Monorail Systems – could they be an effective solution?


by Nicoletta Moss

Monorail Systems

Photo by Brian McGowan on Unsplash

The President of Malta, George Vella, says yes: “Transport is one of the biggest contributors to pollution, and whilst we discuss having more electric cars, we should also start thinking about other methods of transportation. I have many times expressed the view that the monorail system would be effective for Malta.

Let’s have a closer look.

Monorails look cool, take less space up than underground systems, and can be also cheaper to build.  There are two versions: one where the train wraps themselves around the line at the bottom of the wagon – and then there is the version which hangs from the top. These are great for single lines, with no branches along the way, as these are complicated to build and hard to maintain. Some Monorails are already over 120 years in use like the “Schwebebahn” in Wuppertal, Germany. Others have been pulled down only after a few years of use, like the one in Sydney. 

The key to attracting ridership is the need to provide a transit system with efficient and reliable service through fully automated driverless operation, which not only provides enhanced reliability but also operational flexibility, reduced energy consumption and increased passenger safety, says Peter Timan on Springer.  

He continues stating that although monorail systems have been around for many years, only recent developments such as Bombardier’s INNOVIA Monorail 300 System have permitted transit authorities to now consider monorail as a mainstream contender to meet their mass transit requirements. Bombardier is one of the most established monorail suppliers – with a 50-year history and over 40 deployments worldwide 

But there are other interesting products on the market too. One I especially like are Cable Car solutions – with the best success story in La Paz, Bolivia. The system has not only transformed the city but does not depend on any subsidy.  Actually, it has made a surplus of $5.9MILLION in the four years since opening on fares of a few cents.  
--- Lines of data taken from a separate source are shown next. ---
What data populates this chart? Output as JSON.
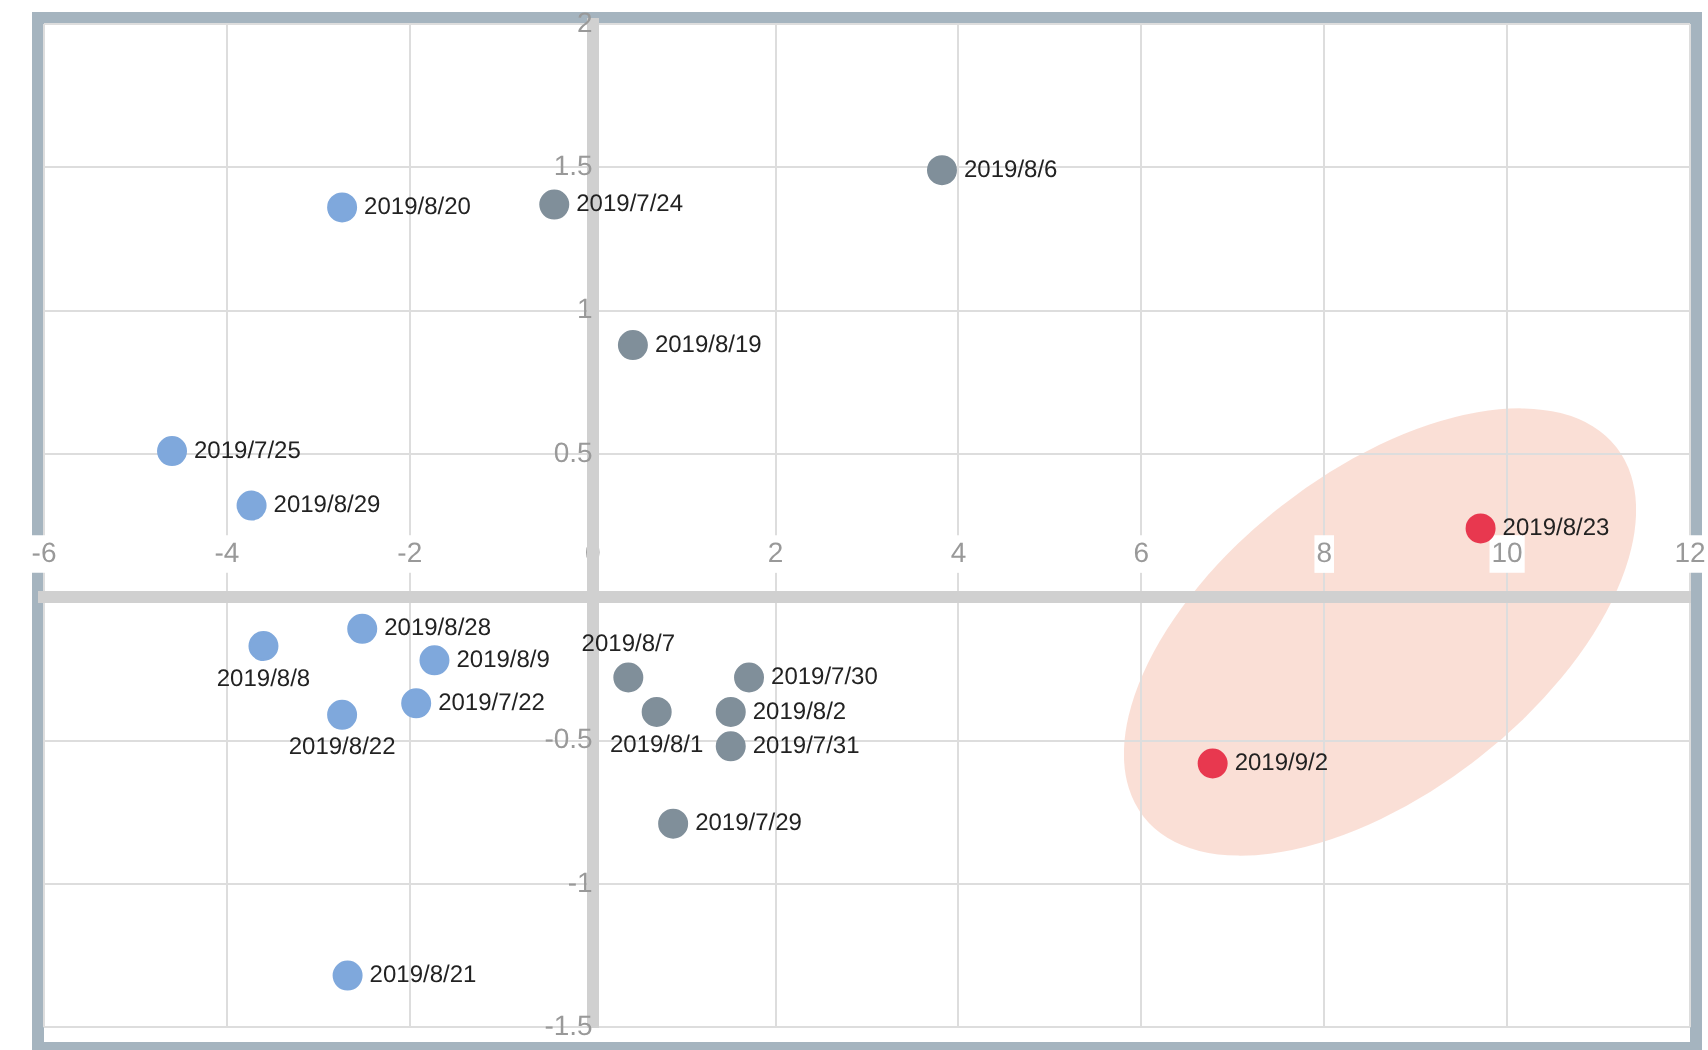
{
  "chart_data": {
    "type": "scatter",
    "xlim": [
      -6,
      12
    ],
    "ylim": [
      -1.5,
      2
    ],
    "xticks": [
      -6,
      -4,
      -2,
      0,
      2,
      4,
      6,
      8,
      10,
      12
    ],
    "yticks": [
      -1.5,
      -1,
      -0.5,
      0.5,
      1,
      1.5,
      2
    ],
    "grid": true,
    "legend": false,
    "marker": "circle",
    "series": [
      {
        "color": "#7fa8dc",
        "x": [
          -2.74,
          -4.6,
          -3.73,
          -2.52,
          -3.6,
          -1.73,
          -1.93,
          -2.74,
          -2.68
        ],
        "values": [
          1.36,
          0.51,
          0.32,
          -0.11,
          -0.17,
          -0.22,
          -0.37,
          -0.41,
          -1.32
        ]
      },
      {
        "color": "#808f9a",
        "x": [
          -0.42,
          3.82,
          0.44,
          0.39,
          1.71,
          0.7,
          1.51,
          1.51,
          0.88
        ],
        "values": [
          1.37,
          1.49,
          0.88,
          -0.28,
          -0.28,
          -0.4,
          -0.4,
          -0.52,
          -0.79
        ]
      },
      {
        "color": "#e8384f",
        "x": [
          9.71,
          6.78
        ],
        "values": [
          0.24,
          -0.58
        ]
      }
    ],
    "annotations": [
      {
        "text": "2019/8/20",
        "x": -2.74,
        "y": 1.36
      },
      {
        "text": "2019/7/25",
        "x": -4.6,
        "y": 0.51
      },
      {
        "text": "2019/8/29",
        "x": -3.73,
        "y": 0.32
      },
      {
        "text": "2019/8/28",
        "x": -2.52,
        "y": -0.11
      },
      {
        "text": "2019/8/8",
        "x": -3.6,
        "y": -0.17
      },
      {
        "text": "2019/8/9",
        "x": -1.73,
        "y": -0.22
      },
      {
        "text": "2019/7/22",
        "x": -1.93,
        "y": -0.37
      },
      {
        "text": "2019/8/22",
        "x": -2.74,
        "y": -0.41
      },
      {
        "text": "2019/8/21",
        "x": -2.68,
        "y": -1.32
      },
      {
        "text": "2019/7/24",
        "x": -0.42,
        "y": 1.37
      },
      {
        "text": "2019/8/6",
        "x": 3.82,
        "y": 1.49
      },
      {
        "text": "2019/8/19",
        "x": 0.44,
        "y": 0.88
      },
      {
        "text": "2019/8/7",
        "x": 0.39,
        "y": -0.28
      },
      {
        "text": "2019/7/30",
        "x": 1.71,
        "y": -0.28
      },
      {
        "text": "2019/8/2",
        "x": 1.51,
        "y": -0.4
      },
      {
        "text": "2019/8/1",
        "x": 0.7,
        "y": -0.4
      },
      {
        "text": "2019/7/31",
        "x": 1.51,
        "y": -0.52
      },
      {
        "text": "2019/7/29",
        "x": 0.88,
        "y": -0.79
      },
      {
        "text": "2019/8/23",
        "x": 9.71,
        "y": 0.24
      },
      {
        "text": "2019/9/2",
        "x": 6.78,
        "y": -0.58
      }
    ]
  }
}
It is particularly suited to Malta where travel distances are short, and the population numbers cannot justify the major capital expenditure of a rapid transport system. Unlike other cities, we don’t have a well-developed infrastructure yet in place such as underground or electric trains.

Photo by Skyline CableWays

A Cable way system is quick to construct, lines can be built in 10 months and are ideal for short distancesIt is a light touch form of infrastructure; it will produce tourist pull, additional revenue and extra tourist days. It takes up little road space and does not interact with or disrupt traffic It’s also a fun way to travel, says David Spencer from Skyline CableWays. 
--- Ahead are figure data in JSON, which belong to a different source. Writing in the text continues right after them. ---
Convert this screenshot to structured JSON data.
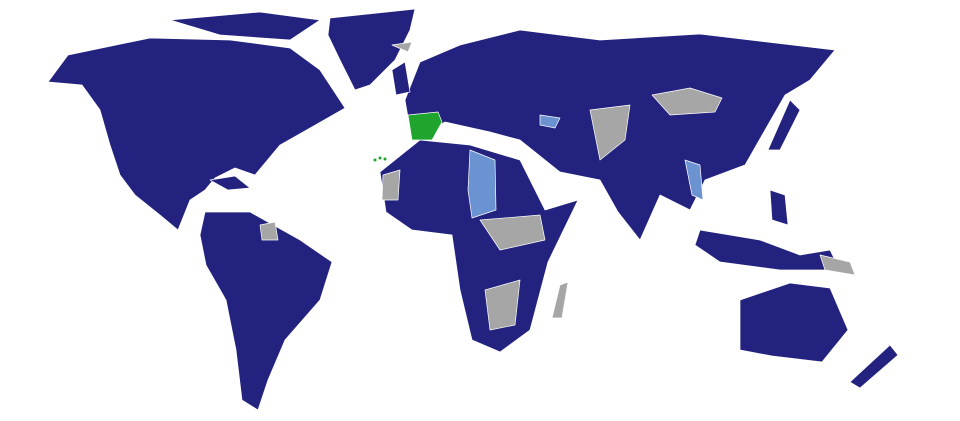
{
  "map": {
    "colors": {
      "primary": "#23237f",
      "highlight": "#1fa52d",
      "secondary": "#6b93d2",
      "none": "#a6a6a6",
      "background": "#ffffff",
      "border": "#ffffff"
    }
  }
}
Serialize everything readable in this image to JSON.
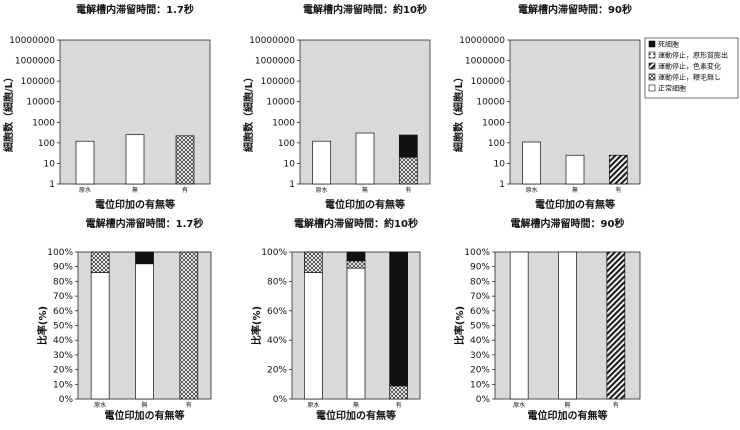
{
  "chart_data": {
    "type": "bar",
    "legend": {
      "placement": "right",
      "entries": [
        "死細胞",
        "運動停止，原形質膨出",
        "運動停止，色素変化",
        "運動停止，鞭毛無し",
        "正常細胞"
      ]
    },
    "top_row": {
      "ylabel": "細胞数（細胞/L）",
      "xlabel": "電位印加の有無等",
      "scale": "log",
      "ylim": [
        1,
        10000000
      ],
      "ticks": [
        "1",
        "10",
        "100",
        "1000",
        "10000",
        "100000",
        "1000000",
        "10000000"
      ],
      "panels": [
        {
          "title": "電解槽内滞留時間：1.7秒",
          "categories": [
            "原水",
            "無",
            "有"
          ],
          "bars": [
            [
              {
                "cls": "正常細胞",
                "v": 120
              }
            ],
            [
              {
                "cls": "正常細胞",
                "v": 250
              }
            ],
            [
              {
                "cls": "運動停止，鞭毛無し",
                "v": 220
              }
            ]
          ]
        },
        {
          "title": "電解槽内滞留時間：約10秒",
          "categories": [
            "原水",
            "無",
            "有"
          ],
          "bars": [
            [
              {
                "cls": "正常細胞",
                "v": 120
              }
            ],
            [
              {
                "cls": "正常細胞",
                "v": 300
              }
            ],
            [
              {
                "cls": "運動停止，鞭毛無し",
                "v": 20
              },
              {
                "cls": "死細胞",
                "v": 220
              }
            ]
          ]
        },
        {
          "title": "電解槽内滞留時間：90秒",
          "categories": [
            "原水",
            "無",
            "有"
          ],
          "bars": [
            [
              {
                "cls": "正常細胞",
                "v": 110
              }
            ],
            [
              {
                "cls": "正常細胞",
                "v": 25
              }
            ],
            [
              {
                "cls": "運動停止，色素変化",
                "v": 25
              }
            ]
          ]
        }
      ]
    },
    "bottom_row": {
      "ylabel": "比率(%)",
      "xlabel": "電位印加の有無等",
      "ylim": [
        0,
        100
      ],
      "panels": [
        {
          "title": "電解槽内滞留時間：1.7秒",
          "ticks": [
            "0%",
            "10%",
            "20%",
            "30%",
            "40%",
            "50%",
            "60%",
            "70%",
            "80%",
            "90%",
            "100%"
          ],
          "categories": [
            "原水",
            "無",
            "有"
          ],
          "bars": [
            [
              {
                "cls": "正常細胞",
                "v": 86
              },
              {
                "cls": "運動停止，鞭毛無し",
                "v": 14
              }
            ],
            [
              {
                "cls": "正常細胞",
                "v": 92
              },
              {
                "cls": "死細胞",
                "v": 8
              }
            ],
            [
              {
                "cls": "運動停止，鞭毛無し",
                "v": 100
              }
            ]
          ]
        },
        {
          "title": "電解槽内滞留時間：約10秒",
          "ticks": [
            "0%",
            "20%",
            "40%",
            "60%",
            "80%",
            "100%"
          ],
          "categories": [
            "原水",
            "無",
            "有"
          ],
          "bars": [
            [
              {
                "cls": "正常細胞",
                "v": 86
              },
              {
                "cls": "運動停止，鞭毛無し",
                "v": 14
              }
            ],
            [
              {
                "cls": "正常細胞",
                "v": 89
              },
              {
                "cls": "運動停止，鞭毛無し",
                "v": 5
              },
              {
                "cls": "死細胞",
                "v": 6
              }
            ],
            [
              {
                "cls": "運動停止，鞭毛無し",
                "v": 9
              },
              {
                "cls": "死細胞",
                "v": 91
              }
            ]
          ]
        },
        {
          "title": "電解槽内滞留時間：90秒",
          "ticks": [
            "0%",
            "10%",
            "20%",
            "30%",
            "40%",
            "50%",
            "60%",
            "70%",
            "80%",
            "90%",
            "100%"
          ],
          "categories": [
            "原水",
            "無",
            "有"
          ],
          "bars": [
            [
              {
                "cls": "正常細胞",
                "v": 100
              }
            ],
            [
              {
                "cls": "正常細胞",
                "v": 100
              }
            ],
            [
              {
                "cls": "運動停止，色素変化",
                "v": 100
              }
            ]
          ]
        }
      ]
    },
    "colors": {
      "plot_bg": "#d9d9d9",
      "dead": "#111111",
      "normal": "#ffffff",
      "stroke": "#111111"
    }
  }
}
Lines could be built along commercial thoroughfares and round-abouts can be used to install stops to get on and off. There could be several hubs across the island, where the commuter could switch over from one lane to the other or hop into alternative transport for the last mile, such as car sharing, ride pooling or micromobility. A Cable car system could be an eco-friendly additional puzzle piece in the urban mobility system.